Luke smiled good-naturedly. “So we looked at it from an entirely different perspective — we looked at breeding a species that worked symbiotically with nature to produce energy. Kinetic energy, small amounts, absorbed through the natural movements of the sea, covering trillions upon trillions of plankton cells.”
“Okay, so how far did you get before someone offered to kill your research?”
“It took more than a year to build fifty nanobots. The sheer practicality of such an undertaking made it impossible for us to continue without the ability to increase production substantially. Even if we wanted to, we would die from old age before we could build a relevant colony.”
Sam had heard this argument against nanotechnology before. “So you looked to the plankton to grow them for you?”
“Yes. As you would know, certain plankton procreate through cellular division. At its most basic level, the cells make an exact replica of themselves. It’s inside their DNA — the building codes for all cells. So we thought, why not reprogram the DNA with nanotechnology?”
“Because up until the time I watched it under an electron microscope I believed that it was impossible,” Sam said.
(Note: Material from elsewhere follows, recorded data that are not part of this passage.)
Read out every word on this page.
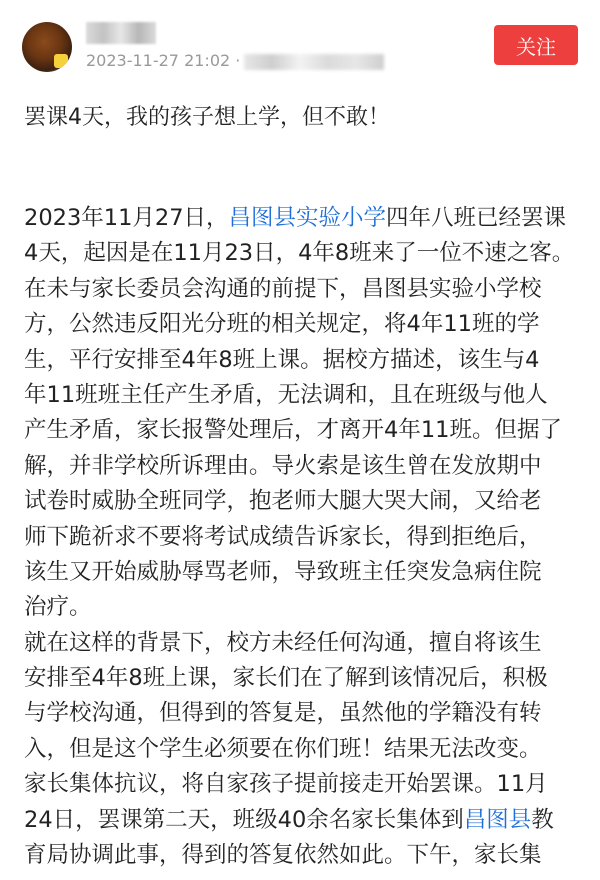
2023-11-27 21:02 ·
关注
罢课4天，我的孩子想上学，但不敢！
2023年11月27日，昌图县实验小学四年八班已经罢课
4天，起因是在11月23日，4年8班来了一位不速之客。
在未与家长委员会沟通的前提下，昌图县实验小学校
方，公然违反阳光分班的相关规定，将4年11班的学
生，平行安排至4年8班上课。据校方描述，该生与4
年11班班主任产生矛盾，无法调和，且在班级与他人
产生矛盾，家长报警处理后，才离开4年11班。但据了
解，并非学校所诉理由。导火索是该生曾在发放期中
试卷时威胁全班同学，抱老师大腿大哭大闹，又给老
师下跪祈求不要将考试成绩告诉家长，得到拒绝后，
该生又开始威胁辱骂老师，导致班主任突发急病住院
治疗。
就在这样的背景下，校方未经任何沟通，擅自将该生
安排至4年8班上课，家长们在了解到该情况后，积极
与学校沟通，但得到的答复是，虽然他的学籍没有转
入，但是这个学生必须要在你们班！结果无法改变。
家长集体抗议，将自家孩子提前接走开始罢课。11月
24日，罢课第二天，班级40余名家长集体到昌图县教
育局协调此事，得到的答复依然如此。下午，家长集
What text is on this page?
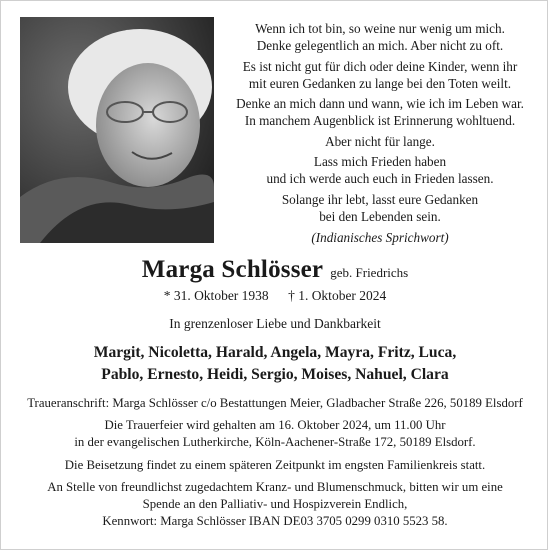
Wenn ich tot bin, so weine nur wenig um mich.
Denke gelegentlich an mich. Aber nicht zu oft.

Es ist nicht gut für dich oder deine Kinder, wenn ihr
mit euren Gedanken zu lange bei den Toten weilt.

Denke an mich dann und wann, wie ich im Leben war.
In manchem Augenblick ist Erinnerung wohltuend.

Aber nicht für lange.

Lass mich Frieden haben
und ich werde auch euch in Frieden lassen.

Solange ihr lebt, lasst eure Gedanken
bei den Lebenden sein.

(Indianisches Sprichwort)

Marga Schlösser geb. Friedrichs
* 31. Oktober 1938 † 1. Oktober 2024
In grenzenloser Liebe und Dankbarkeit
Margit, Nicoletta, Harald, Angela, Mayra, Fritz, Luca,
Pablo, Ernesto, Heidi, Sergio, Moises, Nahuel, Clara

Traueranschrift: Marga Schlösser c/o Bestattungen Meier, Gladbacher Straße 226, 50189 Elsdorf

Die Trauerfeier wird gehalten am 16. Oktober 2024, um 11.00 Uhr
in der evangelischen Lutherkirche, Köln-Aachener-Straße 172, 50189 Elsdorf.

Die Beisetzung findet zu einem späteren Zeitpunkt im engsten Familienkreis statt.

An Stelle von freundlichst zugedachtem Kranz- und Blumenschmuck, bitten wir um eine
Spende an den Palliativ- und Hospizverein Endlich,
Kennwort: Marga Schlösser IBAN DE03 3705 0299 0310 5523 58.
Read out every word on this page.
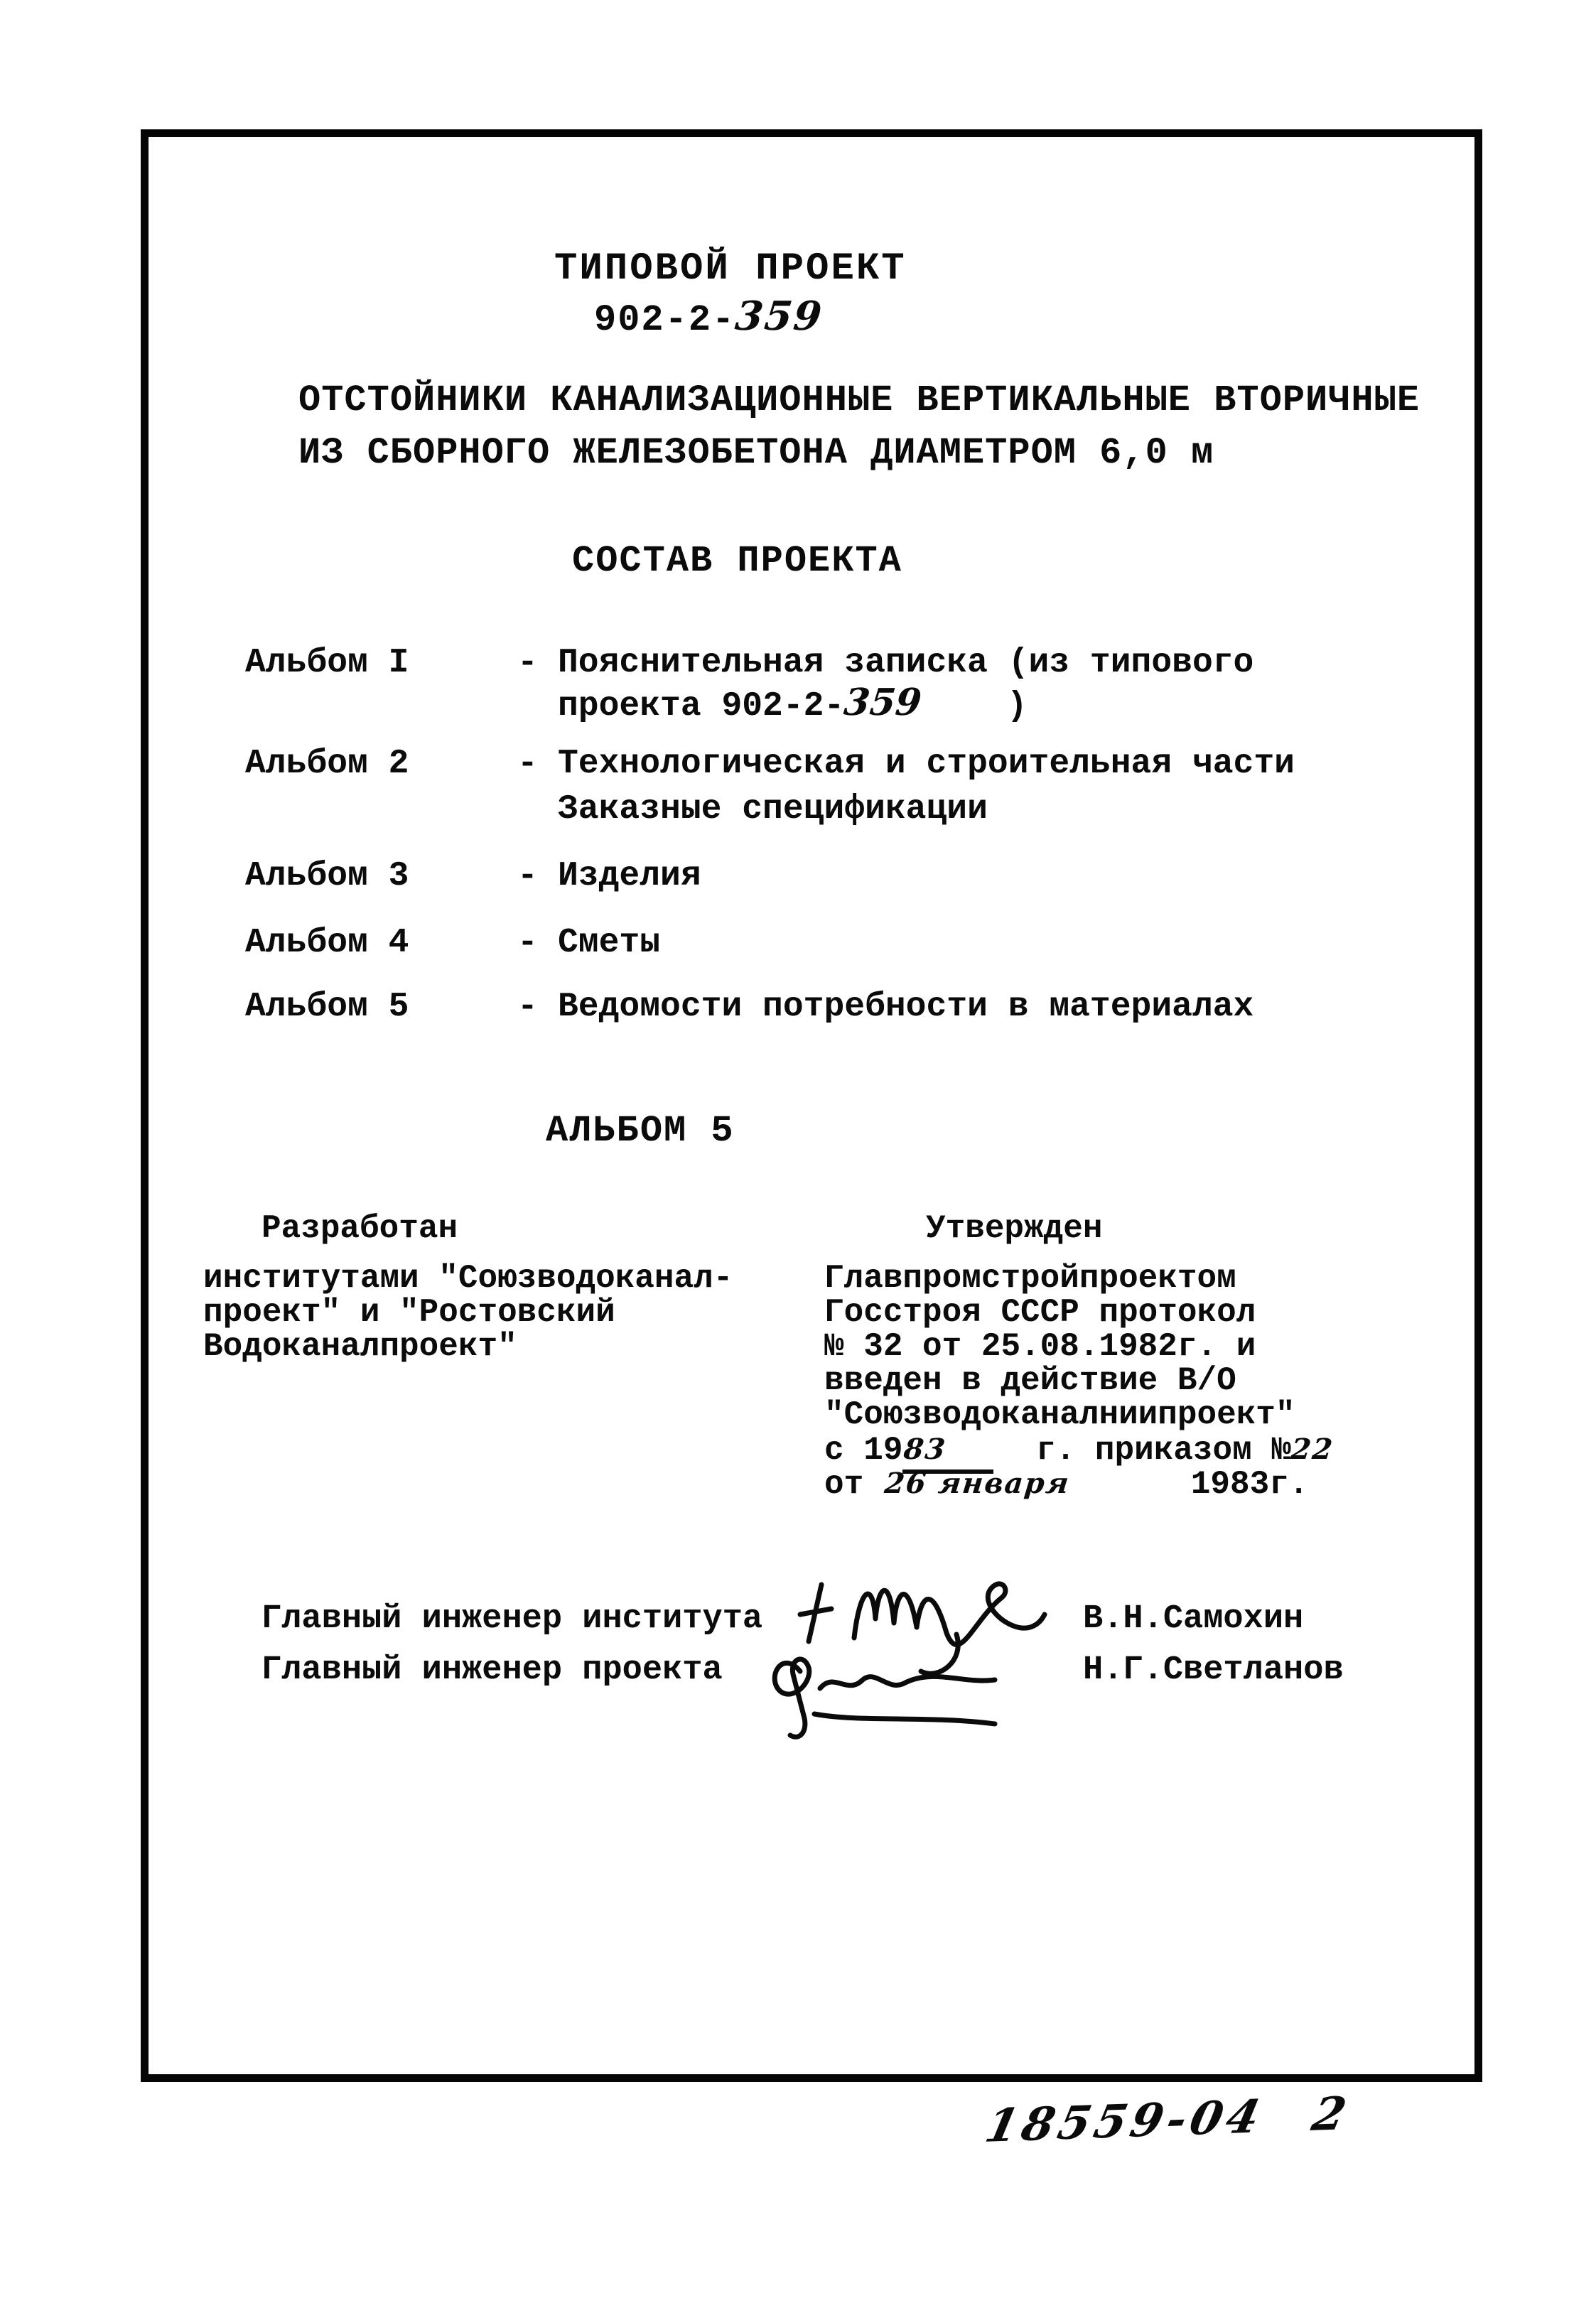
ТИПОВОЙ ПРОЕКТ
902-2-359
ОТСТОЙНИКИ КАНАЛИЗАЦИОННЫЕ ВЕРТИКАЛЬНЫЕ ВТОРИЧНЫЕ
ИЗ СБОРНОГО ЖЕЛЕЗОБЕТОНА ДИАМЕТРОМ 6,0 м
СОСТАВ ПРОЕКТА
Альбом I	- Пояснительная записка (из типового
проекта 902-2-359 )
Альбом 2	- Технологическая и строительная части
Заказные спецификации
Альбом 3	- Изделия
Альбом 4	- Сметы
Альбом 5	- Ведомости потребности в материалах
АЛЬБОМ 5
Разработан
институтами "Союзводоканал-
проект" и "Ростовский
Водоканалпроект"
Утвержден
Главпромстройпроектом
Госстроя СССР протокол
№ 32 от 25.08.1982г. и
введен в действие В/О
"Союзводоканалниипроект"
с 1983	г. приказом №22
от 26 января	1983г.
Главный инженер института	В.Н.Самохин
Главный инженер проекта	Н.Г.Светланов
18559-04 2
“I did too, but Timothy Locke assured me it could be done. In fact, he wasn’t even concerned about how to do that. For him, it related to computer codes. And coding was something you could do at any level. His concern was our ability to produce substantial numbers.”
“Why? If he could reprogram the DNA to include the nanotechnology and plankton cells divide every 24–48 hours, the population must grow rapidly?”
“They do, but not fast enough. You have to realize that the type of plankton we were using had a complete life cycle of eight days. That meant that although we were doubling the colony every 24–48 hours we were losing an entire generation every ten days.”